Die Rolle von Herrn Schert an der University of Chicago Booth ist nicht das einzige universitäre Angebot, bei dem sich die Wirtschaft und die Künste verbinden. So kooperiert zum Beispiel das London Birkbeck College mit Central Saint Martins, einem renommierten Kunst- und Design-College, und bietet dabei einen Teilzeit-MBA-Kurs an, in welchem sich alles um kreative Bildung dreht. Und an der französischen Audencia Business School wird ein Programm unterrichtet, welches Künstlerinnen und Künstlern dabei hilft, ihre unternehmerischen Fähigkeiten zu verbessern.

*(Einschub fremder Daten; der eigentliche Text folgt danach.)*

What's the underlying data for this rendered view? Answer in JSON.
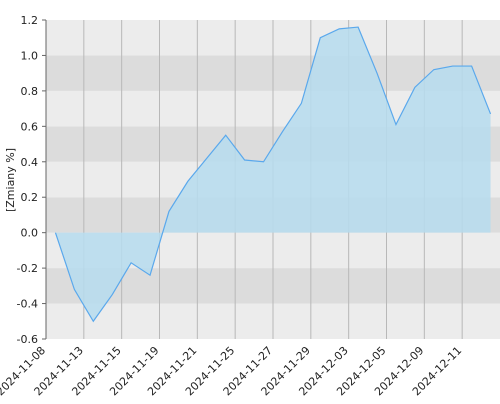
{
  "chart_data": {
    "type": "area",
    "y_label": "[Zmiany %]",
    "categories": [
      "2024-11-08",
      null,
      "2024-11-13",
      null,
      "2024-11-15",
      null,
      "2024-11-19",
      null,
      "2024-11-21",
      null,
      "2024-11-25",
      null,
      "2024-11-27",
      null,
      "2024-11-29",
      null,
      "2024-12-03",
      null,
      "2024-12-05",
      null,
      "2024-12-09",
      null,
      "2024-12-11",
      null
    ],
    "values": [
      0.0,
      -0.32,
      -0.5,
      -0.35,
      -0.17,
      -0.24,
      0.12,
      0.29,
      0.42,
      0.55,
      0.41,
      0.4,
      0.57,
      0.73,
      1.1,
      1.15,
      1.16,
      0.9,
      0.61,
      0.82,
      0.92,
      0.94,
      0.94,
      0.67
    ],
    "color": "#5aa8ec",
    "fill": "#b6dcee",
    "ylim": [
      -0.6,
      1.2
    ],
    "yticks": [
      -0.6,
      -0.4,
      -0.2,
      {
        "value": 0,
        "label": "0.0"
      },
      0.2,
      0.4,
      0.6,
      0.8,
      {
        "value": 1,
        "label": "1.0"
      },
      1.2
    ],
    "grid": true
  }
}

Sicherlich kann man auch durch den Kunstbereich einige geschäftliche Fähigkeiten erlernen, und dabei darf durchaus auch ein wenig Leichtsinn im Spiel sein. Es gibt bereits Veränderungen in diese Richtung – wenngleich auch sie nur langsam gedeihen. Aber die Erlaubnis, innovativ zu sein, das offizielle Regelbuch zu ignorieren oder es auf eine neue Art und Weise zu betrachten, ist durchaus zu begrüßen. Die Wirtschaft wuchs und die Einsätze wurden höher, gleichzeitig ist sie auch besser organisiert und es spricht nichts dagegen, dass man darin ausgefallenem Denken einen Platz einräumt. Es müssen nicht immer komplexe neue Ideen generiert werden, es reicht bereits eine Veränderung in der Wahrnehmung. Dabei hilft auch die Rückbesinnung auf einen früheren unternehmerischen Geist, mit dem ein Henry Ford der heutigen Zeit keine Angst hat, die Schreie der Leute nach einem schnelleren Pferd zu ignorieren und stattdessen ein Auto zu bauen.